Three Mexican journalists in the states of Oaxaca, Veracruz and Guanajuato have been killed in the span of a week.

“We are appalled by all these murders of journalists in Mexico…Three deaths in a week – when will the violence stop?” said Lucie Morillon, program director of Reporters Without Borders (RSF).

Radio journalist Filadelfo Sánchez Sarmiento was fatally shot outside the offices of La Favorita 103.3FM in Oaxaca on July 2.

Two people were waiting for Sánchez Sarmiento to leave his office in Miahuatlán de Porfirio Díaz around 9:30 AM when the attack happened, according to Proceso. They fired seven shots, three of which hit the journalist, Periodistas en Riesgo reported.

Proceso reported that attorneys, investigators and specialists were investigating the case and had established a search of the immediate area around the site of the killing just after it happened.

Sánchez Sarmiento had received death threats for some time, including at the office, by telephone or on Facebook and WhatsApp, but they had become more constant recently, according to Imparcial Oaxaca.

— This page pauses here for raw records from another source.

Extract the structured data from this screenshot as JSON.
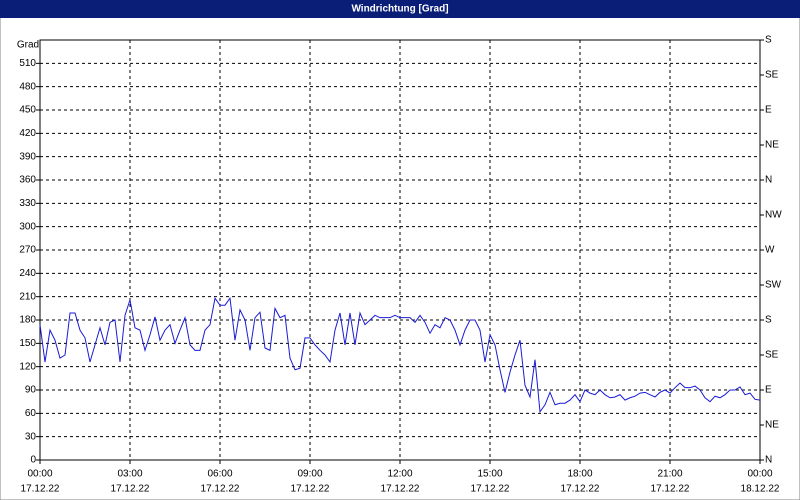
{
  "chart_data": {
    "type": "line",
    "title": "Windrichtung [Grad]",
    "ylabel": "Grad",
    "xlim": [
      0,
      1440
    ],
    "ylim": [
      0,
      540
    ],
    "y2lim": [
      0,
      540
    ],
    "xticks": [
      {
        "value": 0,
        "label": "00:00"
      },
      {
        "value": 180,
        "label": "03:00"
      },
      {
        "value": 360,
        "label": "06:00"
      },
      {
        "value": 540,
        "label": "09:00"
      },
      {
        "value": 720,
        "label": "12:00"
      },
      {
        "value": 900,
        "label": "15:00"
      },
      {
        "value": 1080,
        "label": "18:00"
      },
      {
        "value": 1260,
        "label": "21:00"
      },
      {
        "value": 1440,
        "label": "00:00"
      }
    ],
    "xtick_dates": [
      "17.12.22",
      "17.12.22",
      "17.12.22",
      "17.12.22",
      "17.12.22",
      "17.12.22",
      "17.12.22",
      "17.12.22",
      "18.12.22"
    ],
    "yticks": [
      0,
      30,
      60,
      90,
      120,
      150,
      180,
      210,
      240,
      270,
      300,
      330,
      360,
      390,
      420,
      450,
      480,
      510
    ],
    "y2ticks": [
      {
        "value": 0,
        "label": "N"
      },
      {
        "value": 45,
        "label": "NE"
      },
      {
        "value": 90,
        "label": "E"
      },
      {
        "value": 135,
        "label": "SE"
      },
      {
        "value": 180,
        "label": "S"
      },
      {
        "value": 225,
        "label": "SW"
      },
      {
        "value": 270,
        "label": "W"
      },
      {
        "value": 315,
        "label": "NW"
      },
      {
        "value": 360,
        "label": "N"
      },
      {
        "value": 405,
        "label": "NE"
      },
      {
        "value": 450,
        "label": "E"
      },
      {
        "value": 495,
        "label": "SE"
      },
      {
        "value": 540,
        "label": "S"
      }
    ],
    "grid": true,
    "color": "#1a1ad6",
    "x": [
      0,
      10,
      20,
      30,
      40,
      50,
      60,
      70,
      80,
      90,
      100,
      110,
      120,
      130,
      140,
      150,
      160,
      170,
      180,
      190,
      200,
      210,
      220,
      230,
      240,
      250,
      260,
      270,
      280,
      290,
      300,
      310,
      320,
      330,
      340,
      350,
      360,
      370,
      380,
      390,
      400,
      410,
      420,
      430,
      440,
      450,
      460,
      470,
      480,
      490,
      500,
      510,
      520,
      530,
      540,
      550,
      560,
      570,
      580,
      590,
      600,
      610,
      620,
      630,
      640,
      650,
      660,
      670,
      680,
      690,
      700,
      710,
      720,
      730,
      740,
      750,
      760,
      770,
      780,
      790,
      800,
      810,
      820,
      830,
      840,
      850,
      860,
      870,
      880,
      890,
      900,
      910,
      920,
      930,
      940,
      950,
      960,
      970,
      980,
      990,
      1000,
      1010,
      1020,
      1030,
      1040,
      1050,
      1060,
      1070,
      1080,
      1090,
      1100,
      1110,
      1120,
      1130,
      1140,
      1150,
      1160,
      1170,
      1180,
      1190,
      1200,
      1210,
      1220,
      1230,
      1240,
      1250,
      1260,
      1270,
      1280,
      1290,
      1300,
      1310,
      1320,
      1330,
      1340,
      1350,
      1360,
      1370,
      1380,
      1390,
      1400,
      1410,
      1420,
      1430,
      1440
    ],
    "values": [
      174,
      126,
      167,
      154,
      131,
      135,
      189,
      189,
      167,
      157,
      126,
      148,
      170,
      148,
      177,
      180,
      126,
      186,
      206,
      170,
      167,
      141,
      161,
      184,
      154,
      167,
      174,
      150,
      167,
      183,
      148,
      141,
      141,
      167,
      174,
      208,
      199,
      199,
      208,
      154,
      193,
      180,
      141,
      183,
      190,
      144,
      141,
      195,
      183,
      186,
      131,
      116,
      118,
      157,
      157,
      148,
      141,
      135,
      126,
      167,
      189,
      148,
      189,
      148,
      189,
      174,
      180,
      186,
      183,
      183,
      183,
      186,
      183,
      183,
      183,
      177,
      186,
      177,
      163,
      174,
      170,
      183,
      180,
      167,
      148,
      167,
      180,
      180,
      167,
      126,
      161,
      148,
      116,
      87,
      113,
      135,
      154,
      96,
      81,
      129,
      62,
      71,
      87,
      71,
      73,
      73,
      77,
      84,
      75,
      90,
      86,
      84,
      90,
      84,
      80,
      81,
      84,
      77,
      80,
      82,
      86,
      87,
      84,
      81,
      87,
      90,
      86,
      93,
      99,
      93,
      93,
      95,
      90,
      80,
      75,
      82,
      80,
      84,
      90,
      90,
      94,
      84,
      86,
      78,
      77
    ]
  }
}
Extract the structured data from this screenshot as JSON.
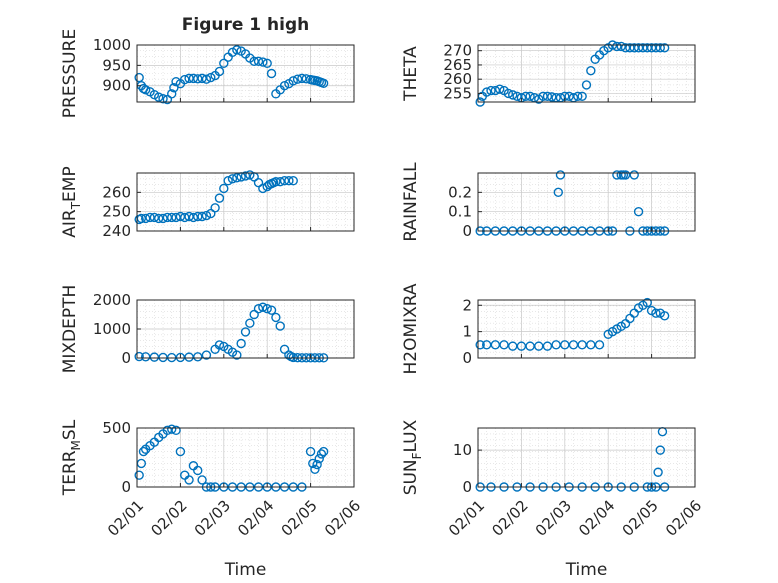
{
  "figure": {
    "title": "Figure 1 high",
    "marker_color": "#0072BD"
  },
  "chart_data": [
    {
      "id": "pressure",
      "type": "scatter",
      "title": "Figure 1 high",
      "ylabel": {
        "main": "PRESSURE"
      },
      "xlabel": "",
      "xlim": [
        0,
        5
      ],
      "ylim": [
        860,
        1000
      ],
      "yticks": [
        900,
        950,
        1000
      ],
      "xtick_labels": [],
      "x": [
        0.05,
        0.1,
        0.15,
        0.2,
        0.3,
        0.4,
        0.5,
        0.6,
        0.7,
        0.8,
        0.85,
        0.9,
        1.0,
        1.1,
        1.2,
        1.3,
        1.4,
        1.5,
        1.6,
        1.7,
        1.8,
        1.9,
        2.0,
        2.1,
        2.2,
        2.3,
        2.4,
        2.5,
        2.6,
        2.7,
        2.8,
        2.9,
        3.0,
        3.1,
        3.2,
        3.3,
        3.4,
        3.5,
        3.6,
        3.7,
        3.8,
        3.9,
        4.0,
        4.05,
        4.1,
        4.15,
        4.2,
        4.25,
        4.3
      ],
      "y": [
        920,
        900,
        893,
        890,
        885,
        878,
        872,
        868,
        866,
        880,
        895,
        910,
        905,
        915,
        918,
        918,
        917,
        918,
        916,
        920,
        925,
        935,
        955,
        970,
        982,
        988,
        985,
        978,
        968,
        960,
        960,
        958,
        955,
        930,
        880,
        890,
        900,
        905,
        912,
        916,
        918,
        917,
        915,
        914,
        913,
        912,
        910,
        908,
        906
      ]
    },
    {
      "id": "theta",
      "type": "scatter",
      "ylabel": {
        "main": "THETA"
      },
      "xlabel": "",
      "xlim": [
        0,
        5
      ],
      "ylim": [
        252,
        272
      ],
      "yticks": [
        255,
        260,
        265,
        270
      ],
      "xtick_labels": [],
      "x": [
        0.05,
        0.1,
        0.2,
        0.3,
        0.4,
        0.5,
        0.6,
        0.7,
        0.8,
        0.9,
        1.0,
        1.1,
        1.2,
        1.3,
        1.4,
        1.5,
        1.6,
        1.7,
        1.8,
        1.9,
        2.0,
        2.1,
        2.2,
        2.3,
        2.4,
        2.5,
        2.6,
        2.7,
        2.8,
        2.9,
        3.0,
        3.1,
        3.2,
        3.3,
        3.4,
        3.5,
        3.6,
        3.7,
        3.8,
        3.9,
        4.0,
        4.1,
        4.2,
        4.3
      ],
      "y": [
        252,
        254,
        255.5,
        256,
        256,
        256.5,
        256,
        255,
        254.5,
        254,
        253.5,
        254,
        254,
        253.5,
        253,
        254,
        254,
        253.8,
        253.5,
        253.5,
        254,
        254,
        253.5,
        254,
        254,
        258,
        263,
        267,
        268.5,
        270,
        271,
        272,
        271.5,
        271.5,
        271,
        271,
        271,
        271,
        271,
        271,
        271,
        271,
        271,
        271
      ]
    },
    {
      "id": "air_temp",
      "type": "scatter",
      "ylabel": {
        "main": "AIR",
        "sub": "T",
        "tail": "EMP"
      },
      "xlabel": "",
      "xlim": [
        0,
        5
      ],
      "ylim": [
        240,
        270
      ],
      "yticks": [
        240,
        250,
        260
      ],
      "xtick_labels": [],
      "x": [
        0.05,
        0.1,
        0.2,
        0.3,
        0.4,
        0.5,
        0.6,
        0.7,
        0.8,
        0.9,
        1.0,
        1.1,
        1.2,
        1.3,
        1.4,
        1.5,
        1.6,
        1.7,
        1.8,
        1.9,
        2.0,
        2.1,
        2.2,
        2.3,
        2.4,
        2.5,
        2.6,
        2.7,
        2.8,
        2.9,
        3.0,
        3.05,
        3.1,
        3.15,
        3.2,
        3.3,
        3.4,
        3.5,
        3.6
      ],
      "y": [
        246,
        246.5,
        246.5,
        247,
        247,
        246.5,
        246.5,
        247,
        247,
        247,
        247.5,
        247,
        247.5,
        247,
        247.5,
        247.5,
        248,
        249,
        252,
        257,
        262,
        266,
        267,
        267.5,
        268,
        268.5,
        269,
        268,
        265,
        262,
        263,
        264,
        264.5,
        265,
        265.5,
        265.5,
        266,
        266,
        266
      ]
    },
    {
      "id": "rainfall",
      "type": "scatter",
      "ylabel": {
        "main": "RAINFALL"
      },
      "xlabel": "",
      "xlim": [
        0,
        5
      ],
      "ylim": [
        0,
        0.3
      ],
      "yticks": [
        0,
        0.1,
        0.2
      ],
      "xtick_labels": [],
      "x": [
        0.05,
        0.2,
        0.4,
        0.6,
        0.8,
        1.0,
        1.2,
        1.4,
        1.6,
        1.8,
        1.85,
        1.9,
        2.0,
        2.2,
        2.4,
        2.6,
        2.8,
        3.0,
        3.1,
        3.2,
        3.3,
        3.35,
        3.4,
        3.5,
        3.6,
        3.7,
        3.8,
        3.9,
        4.0,
        4.1,
        4.2,
        4.3
      ],
      "y": [
        0,
        0,
        0,
        0,
        0,
        0,
        0,
        0,
        0,
        0,
        0.2,
        0.29,
        0,
        0,
        0,
        0,
        0,
        0,
        0,
        0.29,
        0.29,
        0.29,
        0.29,
        0,
        0.29,
        0.1,
        0,
        0,
        0,
        0,
        0,
        0
      ]
    },
    {
      "id": "mixdepth",
      "type": "scatter",
      "ylabel": {
        "main": "MIXDEPTH"
      },
      "xlabel": "",
      "xlim": [
        0,
        5
      ],
      "ylim": [
        0,
        2000
      ],
      "yticks": [
        0,
        1000,
        2000
      ],
      "xtick_labels": [],
      "x": [
        0.05,
        0.2,
        0.4,
        0.6,
        0.8,
        1.0,
        1.2,
        1.4,
        1.6,
        1.8,
        1.9,
        2.0,
        2.1,
        2.2,
        2.3,
        2.4,
        2.5,
        2.6,
        2.7,
        2.8,
        2.9,
        3.0,
        3.1,
        3.2,
        3.3,
        3.4,
        3.5,
        3.55,
        3.6,
        3.7,
        3.8,
        3.9,
        4.0,
        4.1,
        4.2,
        4.3
      ],
      "y": [
        50,
        40,
        30,
        20,
        15,
        20,
        30,
        40,
        100,
        300,
        450,
        400,
        300,
        200,
        100,
        500,
        900,
        1200,
        1500,
        1700,
        1750,
        1700,
        1650,
        1400,
        1100,
        300,
        100,
        50,
        20,
        10,
        5,
        5,
        5,
        5,
        5,
        5
      ]
    },
    {
      "id": "h2omixra",
      "type": "scatter",
      "ylabel": {
        "main": "H2OMIXRA"
      },
      "xlabel": "",
      "xlim": [
        0,
        5
      ],
      "ylim": [
        0,
        2.2
      ],
      "yticks": [
        0,
        1,
        2
      ],
      "xtick_labels": [],
      "x": [
        0.05,
        0.2,
        0.4,
        0.6,
        0.8,
        1.0,
        1.2,
        1.4,
        1.6,
        1.8,
        2.0,
        2.2,
        2.4,
        2.6,
        2.8,
        3.0,
        3.1,
        3.2,
        3.3,
        3.4,
        3.5,
        3.6,
        3.7,
        3.8,
        3.9,
        4.0,
        4.1,
        4.2,
        4.3
      ],
      "y": [
        0.5,
        0.5,
        0.5,
        0.5,
        0.45,
        0.45,
        0.45,
        0.45,
        0.45,
        0.5,
        0.5,
        0.5,
        0.5,
        0.5,
        0.5,
        0.9,
        1.0,
        1.1,
        1.2,
        1.3,
        1.5,
        1.7,
        1.9,
        2.0,
        2.1,
        1.8,
        1.7,
        1.7,
        1.6
      ]
    },
    {
      "id": "terr_msl",
      "type": "scatter",
      "ylabel": {
        "main": "TERR",
        "sub": "M",
        "tail": "SL"
      },
      "xlabel": "Time",
      "xlim": [
        0,
        5
      ],
      "ylim": [
        0,
        500
      ],
      "yticks": [
        0,
        500
      ],
      "xtick_labels": [
        "02/01",
        "02/02",
        "02/03",
        "02/04",
        "02/05",
        "02/06"
      ],
      "x": [
        0.05,
        0.1,
        0.15,
        0.2,
        0.3,
        0.4,
        0.5,
        0.6,
        0.7,
        0.8,
        0.9,
        1.0,
        1.1,
        1.2,
        1.3,
        1.4,
        1.5,
        1.6,
        1.7,
        1.8,
        2.0,
        2.2,
        2.4,
        2.6,
        2.8,
        3.0,
        3.2,
        3.4,
        3.6,
        3.8,
        4.0,
        4.05,
        4.1,
        4.15,
        4.2,
        4.25,
        4.3
      ],
      "y": [
        100,
        200,
        300,
        320,
        350,
        380,
        420,
        450,
        480,
        490,
        480,
        300,
        100,
        60,
        180,
        140,
        60,
        0,
        0,
        0,
        0,
        0,
        0,
        0,
        0,
        0,
        0,
        0,
        0,
        0,
        300,
        200,
        150,
        190,
        240,
        280,
        300
      ]
    },
    {
      "id": "sun_flux",
      "type": "scatter",
      "ylabel": {
        "main": "SUN",
        "sub": "F",
        "tail": "LUX"
      },
      "xlabel": "Time",
      "xlim": [
        0,
        5
      ],
      "ylim": [
        0,
        16
      ],
      "yticks": [
        0,
        10
      ],
      "xtick_labels": [
        "02/01",
        "02/02",
        "02/03",
        "02/04",
        "02/05",
        "02/06"
      ],
      "x": [
        0.05,
        0.3,
        0.6,
        0.9,
        1.2,
        1.5,
        1.8,
        2.1,
        2.4,
        2.7,
        3.0,
        3.3,
        3.6,
        3.9,
        4.0,
        4.1,
        4.15,
        4.2,
        4.25,
        4.3
      ],
      "y": [
        0,
        0,
        0,
        0,
        0,
        0,
        0,
        0,
        0,
        0,
        0,
        0,
        0,
        0,
        0,
        0,
        4,
        10,
        15,
        0
      ]
    }
  ]
}
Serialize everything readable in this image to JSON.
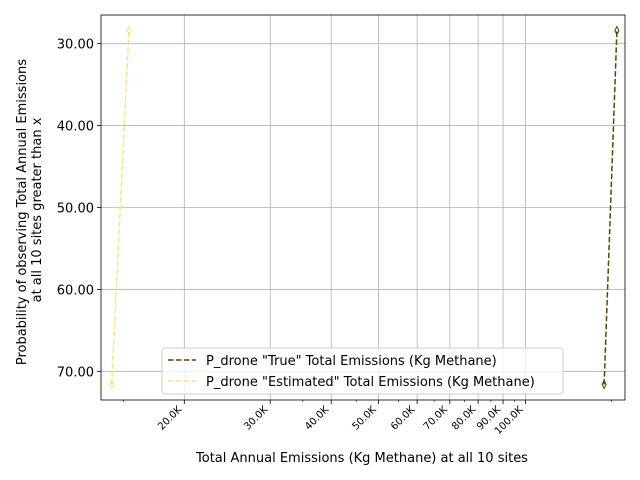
{
  "chart_data": {
    "type": "line",
    "xlabel": "Total Annual Emissions (Kg Methane) at all 10 sites",
    "ylabel_lines": [
      "Probability of observing Total Annual Emissions",
      "at all 10 sites greater than x"
    ],
    "x_scale": "log",
    "xlim": [
      13500,
      160000
    ],
    "ylim": [
      73.5,
      26.5
    ],
    "y_inverted": true,
    "x_major_ticks": [
      20000,
      30000,
      40000,
      50000,
      60000,
      70000,
      80000,
      90000,
      100000
    ],
    "x_tick_labels": [
      "20.0K",
      "30.0K",
      "40.0K",
      "50.0K",
      "60.0K",
      "70.0K",
      "80.0K",
      "90.0K",
      "100.0K"
    ],
    "x_minor_ticks": [
      15000,
      35000,
      45000,
      55000,
      65000,
      75000,
      85000,
      95000,
      150000
    ],
    "y_ticks": [
      30,
      40,
      50,
      60,
      70
    ],
    "y_tick_labels": [
      "30.00",
      "40.00",
      "50.00",
      "60.00",
      "70.00"
    ],
    "grid": true,
    "legend_position": "lower-center",
    "series": [
      {
        "name": "P_drone \"True\" Total Emissions (Kg Methane)",
        "color": "#5c4500",
        "style": "dashed",
        "marker": "thin-diamond",
        "points": [
          [
            145000,
            71.6
          ],
          [
            154000,
            28.4
          ]
        ]
      },
      {
        "name": "P_drone \"Estimated\" Total Emissions (Kg Methane)",
        "color": "#ffe37a",
        "style": "dashed",
        "marker": "thin-diamond",
        "points": [
          [
            14200,
            71.6
          ],
          [
            15400,
            28.4
          ]
        ]
      }
    ]
  }
}
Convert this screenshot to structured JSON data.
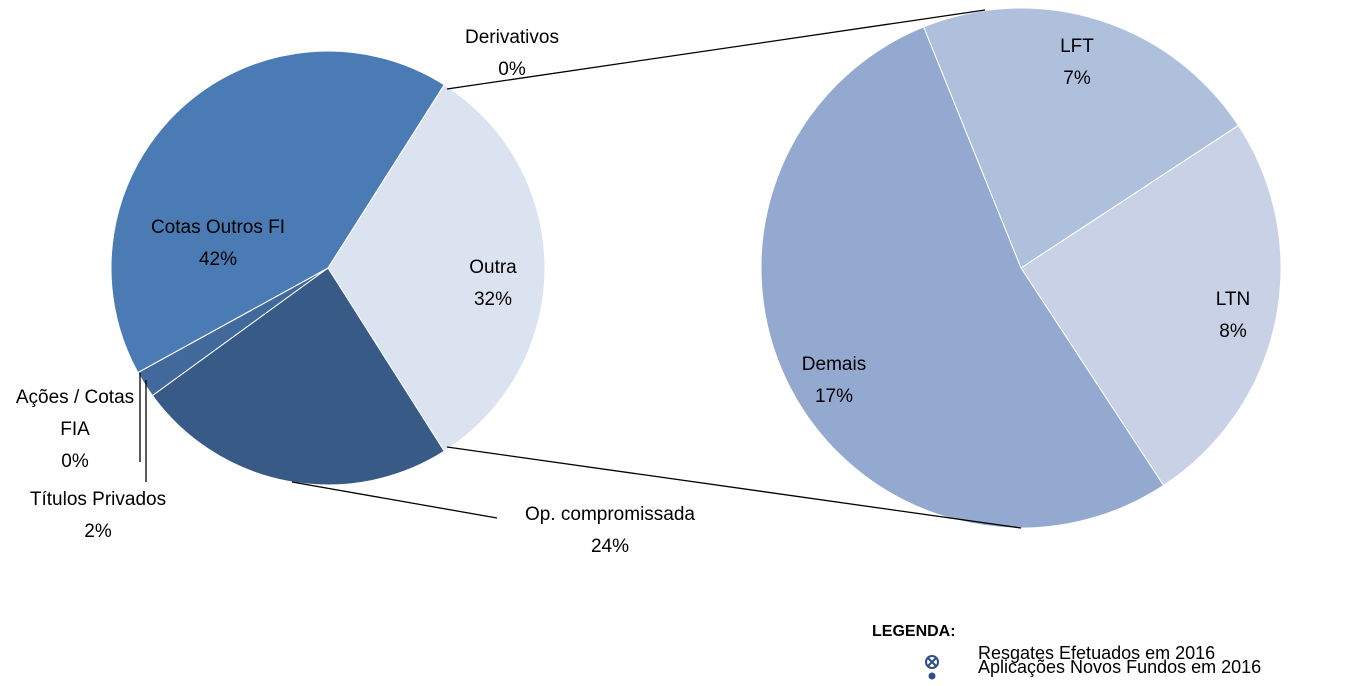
{
  "chart_data": {
    "type": "pie-of-pie",
    "categories": [
      "Outra",
      "Op. compromissada",
      "Títulos Privados",
      "Ações / Cotas FIA",
      "Cotas Outros FI",
      "Derivativos"
    ],
    "values": [
      32,
      24,
      2,
      0,
      42,
      0
    ],
    "value_labels": [
      "32%",
      "24%",
      "2%",
      "0%",
      "42%",
      "0%"
    ],
    "colors": [
      "#dce3f0",
      "#375a87",
      "#41699c",
      "#45709f",
      "#4a7bb5",
      "#4a7bb5"
    ],
    "secondary": {
      "categories": [
        "LFT",
        "LTN",
        "Demais"
      ],
      "values": [
        7,
        8,
        17
      ],
      "value_labels": [
        "7%",
        "8%",
        "17%"
      ],
      "colors": [
        "#afc0dc",
        "#c8d1e6",
        "#94a9d0"
      ]
    },
    "legend": {
      "title": "LEGENDA:",
      "items": [
        "Resgates Efetuados em 2016",
        "Aplicações Novos Fundos em 2016"
      ]
    }
  }
}
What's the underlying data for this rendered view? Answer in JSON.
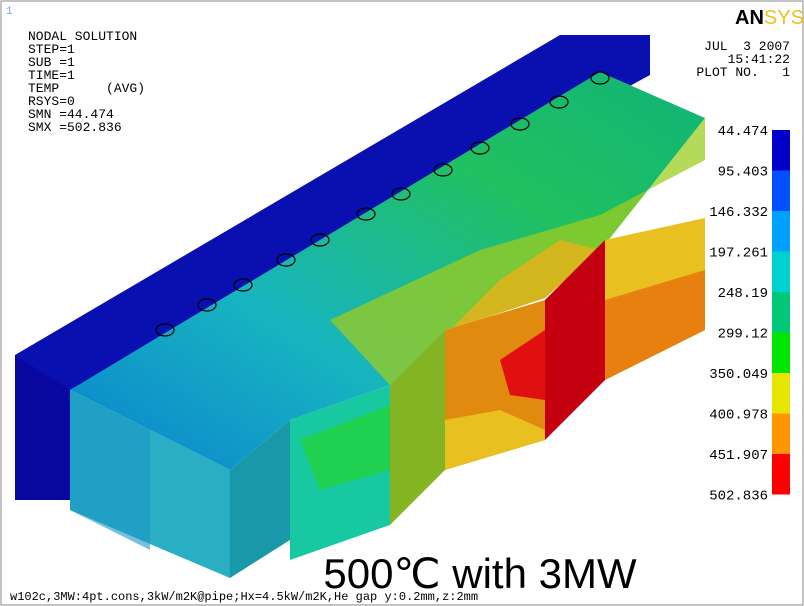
{
  "window_number": "1",
  "info": [
    "NODAL SOLUTION",
    "STEP=1",
    "SUB =1",
    "TIME=1",
    "TEMP      (AVG)",
    "RSYS=0",
    "SMN =44.474",
    "SMX =502.836"
  ],
  "logo": {
    "bold": "AN",
    "light": "SYS"
  },
  "stamp": [
    "JUL  3 2007",
    "15:41:22",
    "PLOT NO.   1"
  ],
  "legend": [
    44.474,
    95.403,
    146.332,
    197.261,
    248.19,
    299.12,
    350.049,
    400.978,
    451.907,
    502.836
  ],
  "caption": "500℃ with 3MW",
  "footer": "w102c,3MW:4pt.cons,3kW/m2K@pipe;Hx=4.5kW/m2K,He gap y:0.2mm,z:2mm"
}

The newspaper reported that the journalist told his coworkers, “I’m afraid, be careful, they say they will bring me down.”

“This crime must not become one of the dozens of unsolved journalist murders in Mexico, which has one of the worst impunity rates in the world,” said Carlos Lauría, the Committee to Protect Journalists’ senior Americas program coordinator.

In Veracruz, the body of Juan Mendoza Delgado, director of news portal Escribiendo la Verdad, was found on July 1 after he disappeared the previous day.

Mendoza Delgado also worked as a taxi driver, according to the State Commission for the Care and Protection of Journalists (CEAPP for its acronym in Spanish). The journalist’s family did not hear from him after he left for his driving shift on June 30.

Officials said his body, with no bullet wounds or signs of torture, had apparently been run over and did not release details about where it was found. Some news outlets reported that a photo is circulating on social media showing the body of a deceased person, resembling the journalist, who had been tortured and was laying on the side of the highway.

Mendoza Delgado previously worked as a police reporter at newspaper El Dictamen for 16 years, according to Proceso. He then opened the online news site Escribiendo la Verdad.

And, in Guanajuato, the body of newspaper editor Gerardo Nieto Alvarez was found on June 26 with his throat cut.

According to RSF, a prosecutor “immediately ruled out any possibility of a link with [Nieto Alvarez’s] journalism. Yet, family members of the deceased journalist, who edited newspaper El Tábano, told RSF “they were convinced he was killed because of his work as a journalist.”

"More than 50 journalists have been killed or have disappeared [in Mexico] since 2007,” according to CPJ.

RSF said that three other journalists have been murdered in Mexico this year. All were in either Veracruz or Oaxaca.

The body of newspaper editor José Moisés Sánchez Cerezo was found on the side of a highway in Veracruz on January 24 after he was pulled from his home by armed individuals 22 days before.

The tortured body of Veracruz radio journalist Armando Saldaña Morales was found in Oaxaca on May 4, the site reported. Community radio director Abel Martínez Raymundo was killed on April 14 after leaving a station in the same state.

Mexico ranked 7th worldwide on CPJ’s 2014 Global Impunity Index, which tracks legal prosecution in cases of murders of journalists.